6.25.2016

Kenangan Jurit Malam Rasa Kematian

Jurit malam rasa kematian, mungkin itu judul yang cocok untuk tema jurit malam yang saya rasakan waktu mengikuti acara Tafakur Alam (TA) tahun 2005 lalu..

[Baca cerita sebelumnya di sini]



Seperti yang saya ceritakan sebelumnya, peserta lelaki berjalan sendirian sedangkan peserta perempuan berjalan berpasangan. Saya bersama Ce'i. Di pos awal, peserta disuruh menulis surat wasiat. Pemanasan. Di pos berikutnya, kami disuruh berbaring di liang kubur seperti sudah meninggal. Simulasi alam kubur. Emm, bukan masuk kuburan benaran sih, hanya disuruh berbaring di lubang (terletak di pantai berpasir) yang telah disediakan panitia. Panjangnya seukuran badan, mirip liang lahat, tapi lebih dangkal. Setelah peserta berbaring, bagian atas lubang ditutup terpal, lalu diperdengarkan suara-suara tangisan, dan senyap. Begitu juga nanti kalau kita meninggal, awalnya orang-orang akan menangis, tapi lama-kelamaan akan lupa. Kita benar-benar fana.
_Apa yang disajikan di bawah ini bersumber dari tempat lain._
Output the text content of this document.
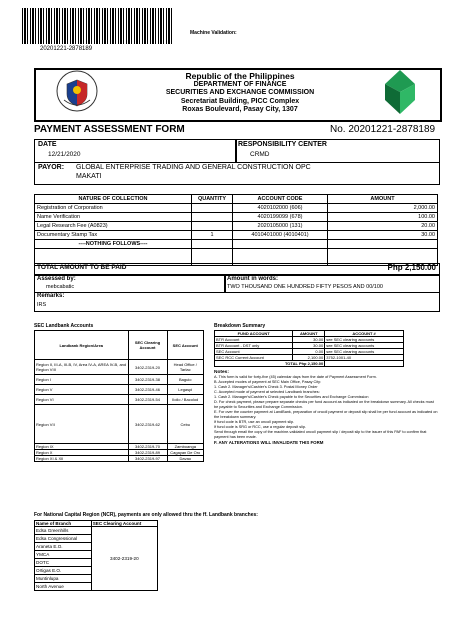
20201221-2878189
Machine Validation:
Republic of the Philippines
DEPARTMENT OF FINANCE
SECURITIES AND EXCHANGE COMMISSION
Secretariat Building, PICC Complex
Roxas Boulevard, Pasay City, 1307
PAYMENT ASSESSMENT FORM	No. 20201221-2878189
DATE
12/21/2020
RESPONSIBILITY CENTER
CRMD
PAYOR: GLOBAL ENTERPRISE TRADING AND GENERAL CONSTRUCTION OPC
MAKATI
NATURE OF COLLECTION	QUANTITY	ACCOUNT CODE	AMOUNT
Registration of Corporation		4020102000 (606)	2,000.00
Name Verification		4020199099 (678)	100.00
Legal Research Fee (A0823)		2020105000 (131)	20.00
Documentary Stamp Tax	1	4010401000 (4010401)	30.00
----NOTHING FOLLOWS----			

TOTAL AMOUNT TO BE PAID	Php 2,150.00
Assessed by:
mebcabatic
Amount in words:
TWO THOUSAND ONE HUNDRED FIFTY PESOS AND 00/100
Remarks:
IRS
SEC Landbank Accounts
Landbank Region/Area	SEC Clearing Account	SEC Account
Region II, III-A, III-B, IV, Area IV-A, AREA IV-B, and Region VIII	3402-2319-20	Head Office / Tarlac
Region I	3402-2319-38	Baguio
Region V	3402-2319-46	Legaspi
Region VI	3402-2319-54	Iloilo / Bacolod
Region VII	3402-2319-62	Cebu
Region IX	3402-2319-70	Zamboanga
Region X	3402-2319-89	Cagayan De Oro
Region XI & XII	3402-2319-97	Davao
Breakdown Summary
FUND ACCOUNT	AMOUNT	ACCOUNT #
BTR Account	30.00	see SEC clearing accounts
BTR Account - DST only	30.00	see SEC clearing accounts
SEC Account	0.00	see SEC clearing accounts
SEC RCC Current Account	2,100.00	3752-1001-40
TOTAL Php 2,150.00		
Notes:
A. This form is valid for forty-five (45) calendar days from the date of Payment Assessment Form.
B. Accepted modes of payment at SEC Main Office, Pasay City:
1. Cash 2. Manager's/Cashier's Check 3. Postal Money Order
C. Accepted mode of payment at selected Landbank branches:
1. Cash 2. Manager's/Cashier's Check payable to the Securities and Exchange Commission
D. For check payment, please prepare separate checks per fund account as indicated on the breakdown summary. All checks must be payable to Securities and Exchange Commission.
E. For over the counter payment at LandBank, preparation of oncoll payment or deposit slip shall be per fund account as indicated on the breakdown summary.
If fund code is BTR, use an oncoll payment slip.
If fund code is SRG or RCC, use a regular deposit slip.
Send through email the copy of the machine-validated oncoll payment slip / deposit slip to the issuer of this PAF to confirm that payment has been made.
F. ANY ALTERATIONS WILL INVALIDATE THIS FORM
For National Capital Region (NCR), payments are only allowed thru the ff. Landbank branches:
Name of Branch	SEC Clearing Account
Edsa Greenhills	3402-2319-20
Edsa Congressional	
Araneta E.O.	
YMCA	
DOTC	
Ortigas E.O.	
Muntinlupa	
North Avenue	
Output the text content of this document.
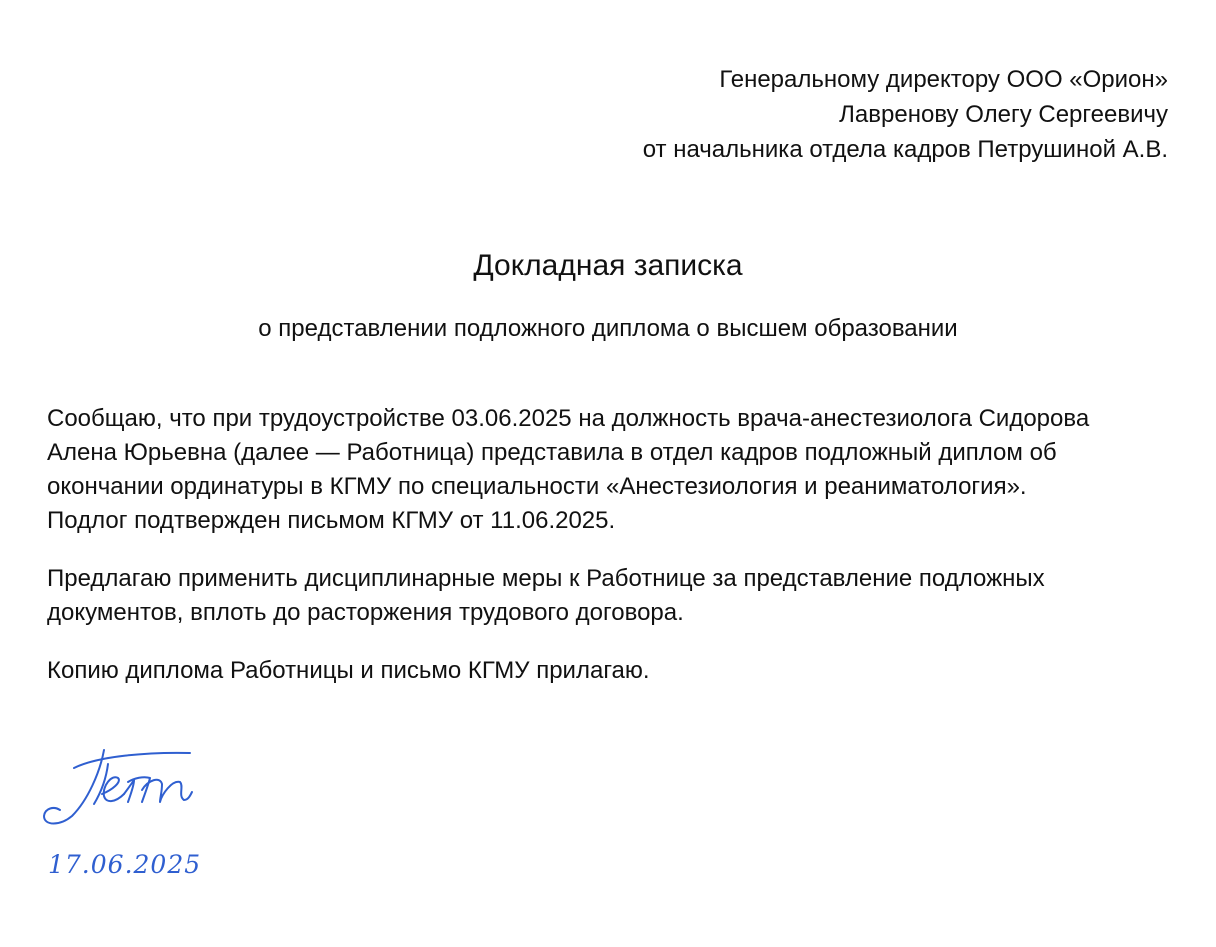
Генеральному директору ООО «Орион»
Лавренову Олегу Сергеевичу
от начальника отдела кадров Петрушиной А.В.
Докладная записка
о представлении подложного диплома о высшем образовании

Сообщаю, что при трудоустройстве 03.06.2025 на должность врача-анестезиолога Сидорова
Алена Юрьевна (далее — Работница) представила в отдел кадров подложный диплом об
окончании ординатуры в КГМУ по специальности «Анестезиология и реаниматология».
Подлог подтвержден письмом КГМУ от 11.06.2025.

Предлагаю применить дисциплинарные меры к Работнице за представление подложных
документов, вплоть до расторжения трудового договора.

Копию диплома Работницы и письмо КГМУ прилагаю.

17.06.2025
Bangkit dari kubur, eh, maksudnya, lepas dari pos kuburan, peserta ditanyai oleh panitia yang berperan sebagai malaikat kubur. Di pos ini yang terdengar hanya suaranya saja, "Marobbuka" (siapa tuhanmu?), siapa nabimu, apa kitabmu, dsb. Peserta harusnya bisa jawab semua. Nah di pos ini, ada cerita lucu nih, dari kelakuan salah seorang teman kami, Tan. Tan orangnya memang iseng. Bukannya langsung menjawab pertanyaan di pos tersebut, ia malah sibuk menerka-nerka pemilik suara. "Za, kau ke Za, kau ke Za?", katanya sambil mencari-cari Reza Akbar, salah seorang panitia seangkatan kami (tapi beda jurusan) yang memang bertugas di pos tersebut. Menurut cerita sih, Reza nya sampai menyerah. Tan langsung disuruh ke pos berikutnya.. xD

Dari pos malaikat kubur, peserta diwajibkan menyeberangi sebuah batang pohon kelapa mati yang melintasi parit kecil. Ini adalah simulasi Shirathal Mustaqim, jembatan setipis rambut antara surga dan neraka. Saya masih ingat betul panitia yang menyambut saya dan Ce'i di pos bayangan tersebut: (alm) Mba Didik yang baik. Ia bilang, "naiklah" dengan berwibawa. Tapi karena melihat saya dan Ce'i senyum-senyum sambil berkata "eh, Mba Didik", (alm) Mba Didik jadi tersenyum malu-malu. Aah, saya jadi kangen dengannya. Semoga almarhumah khusnul khotimah dan diberikan tempat terbaik di sisi-Nya, aamiin. :'

Pos setelah pos Shirathal Mustaqim adalah pos terakhir, yaitu pos surga-neraka. Seperti yang bisa ditebak, kami masuk neraka (naudzubillah, semoga bukan di neraka sesungguhnya). Kakak panitia yang berperan sebagai malaikat Malik penjaga neraka tak berhenti mengingatkan kami akan dosa-dosa kami selama beberapa waktu. Kami tidak protes, justru menangis sejadi-jadinya karena teringat akan dosa-dosa yang diperbuat. Saya dan Ce'i sampai sesengukan. Hidung saya meler parah. Eh, tapi spoiler, Sang Kakak yang galak tiba-tiba mengomentari wajah Ce'i yang dianggapnya tersenyum.
"Ini sudah masuk neraka masih senyum-senyum aja", katanya. Awalnya saya tidak ngeh, tapi mendengar Ce'i menjawab "muke saye emang gini' kak" (wajah saya memang begini kak). Seketika, saya nyaris tertawa. Hahaha. Mode wajah teman saya yang satu itu memang manis dan terkesan selalu tersenyum. Marah saja senyum, apalagi menangis. Komentar sang kakak berhasil menghancurkan momen kami. Sadar dengan nuansa yang tiba-tiba canggung, kakak panitia segera menyuruh saya dan Ce'i untuk menunggu di sudut lain.

Simulasi pun selesai. Kami menunggu waktu subuh bersama peserta yang lain, di pinggir pantai, dibawah bintang. Sholat subuh dilakukan berjamaah ditemani suara debur ombak yang sepertinya tak pernah istirahat. Syahdu.